I am going to go with rock. Thank you very much for all of ya'lls help. It is greatly appreciated.

 

[tony873004]

You're right. I squared instead of cubed a
the mass = 2.95x10^24 kg
and the density = 59032871.67 kg/m^3
how can i rewrite the density, and how do i figure out what that is composed of?

You could express it in grams / cm^3. Just divide by 1000.
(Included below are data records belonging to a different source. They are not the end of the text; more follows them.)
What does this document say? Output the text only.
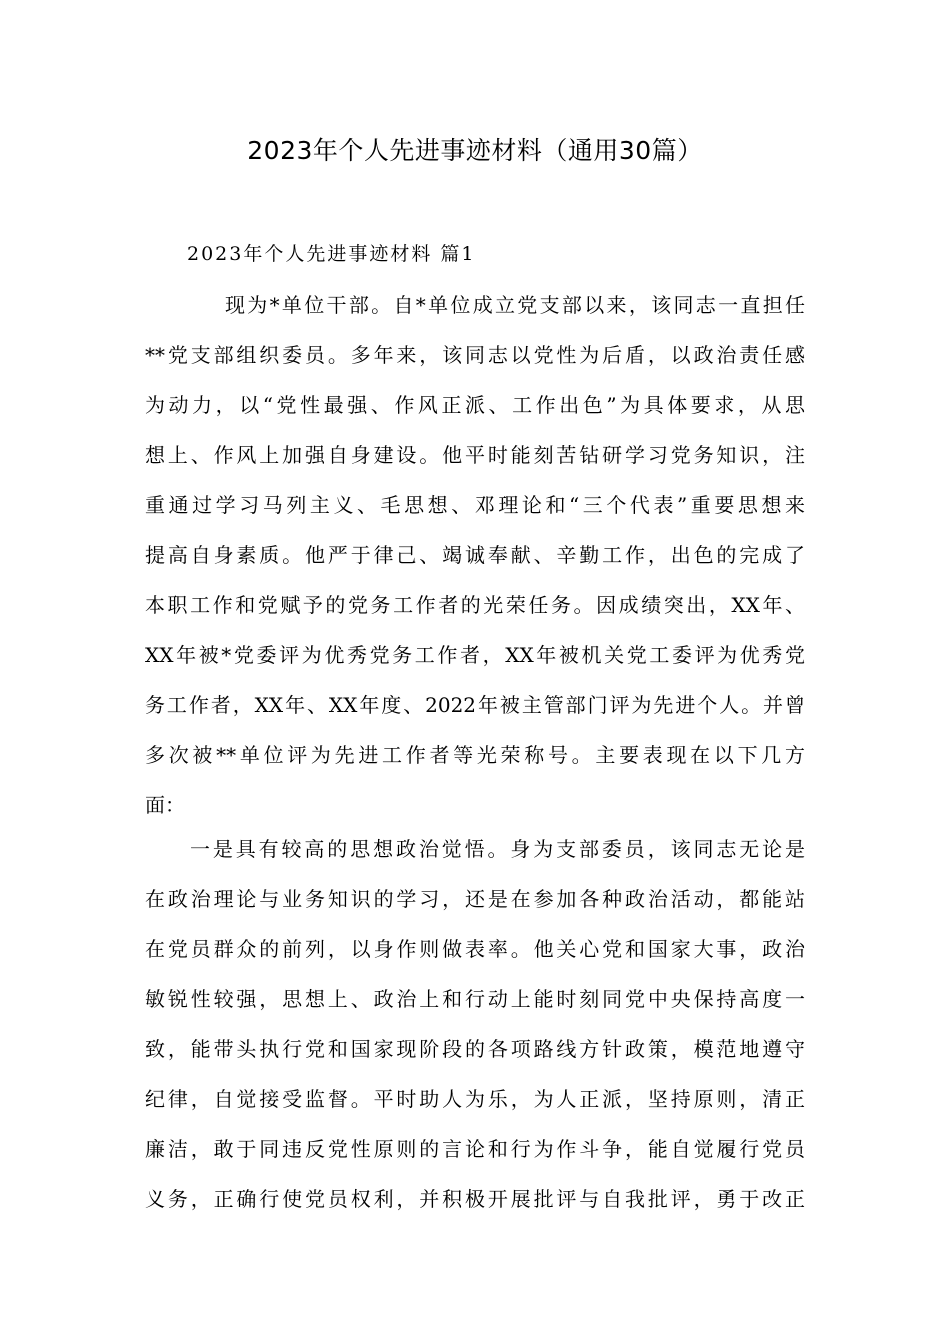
2023年个人先进事迹材料（通用30篇）
2023年个人先进事迹材料 篇1
现为*单位干部。自*单位成立党支部以来，该同志一直担任
**党支部组织委员。多年来，该同志以党性为后盾，以政治责任感
为动力，以“党性最强、作风正派、工作出色”为具体要求，从思
想上、作风上加强自身建设。他平时能刻苦钻研学习党务知识，注
重通过学习马列主义、毛思想、邓理论和“三个代表”重要思想来
提高自身素质。他严于律己、竭诚奉献、辛勤工作，出色的完成了
本职工作和党赋予的党务工作者的光荣任务。因成绩突出，XX年、
XX年被*党委评为优秀党务工作者，XX年被机关党工委评为优秀党
务工作者，XX年、XX年度、2022年被主管部门评为先进个人。并曾
多次被**单位评为先进工作者等光荣称号。主要表现在以下几方
面：
一是具有较高的思想政治觉悟。身为支部委员，该同志无论是
在政治理论与业务知识的学习，还是在参加各种政治活动，都能站
在党员群众的前列，以身作则做表率。他关心党和国家大事，政治
敏锐性较强，思想上、政治上和行动上能时刻同党中央保持高度一
致，能带头执行党和国家现阶段的各项路线方针政策，模范地遵守
纪律，自觉接受监督。平时助人为乐，为人正派，坚持原则，清正
廉洁，敢于同违反党性原则的言论和行为作斗争，能自觉履行党员
义务，正确行使党员权利，并积极开展批评与自我批评，勇于改正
You got the right answers.

This is where your teacher is weird! This object is more than half as massive as Earth, while only ~1/30 Earth's diameter. That's why it is so dense. It is a hypothetical question, so anything's possible. I'd like to know what your teacher says is the correct answer for its composition.

You should try to do #4 now, even though you don't need it. You almost had it and that's a good problem to understand.

 

[astronomystudent]

Yeah, I went to class, and he told us the answer was METAL. And I asked why it was metal and he said it was much too dense to be rock or ice. Is taht true?

 

[tony873004]

Yeah, I went to class, and he told us the answer was METAL. And I asked why it was metal and he said it was much too dense to be rock or ice. Is taht true?

Yes, but it's also too dense to be metal. Ask him what kind of metal.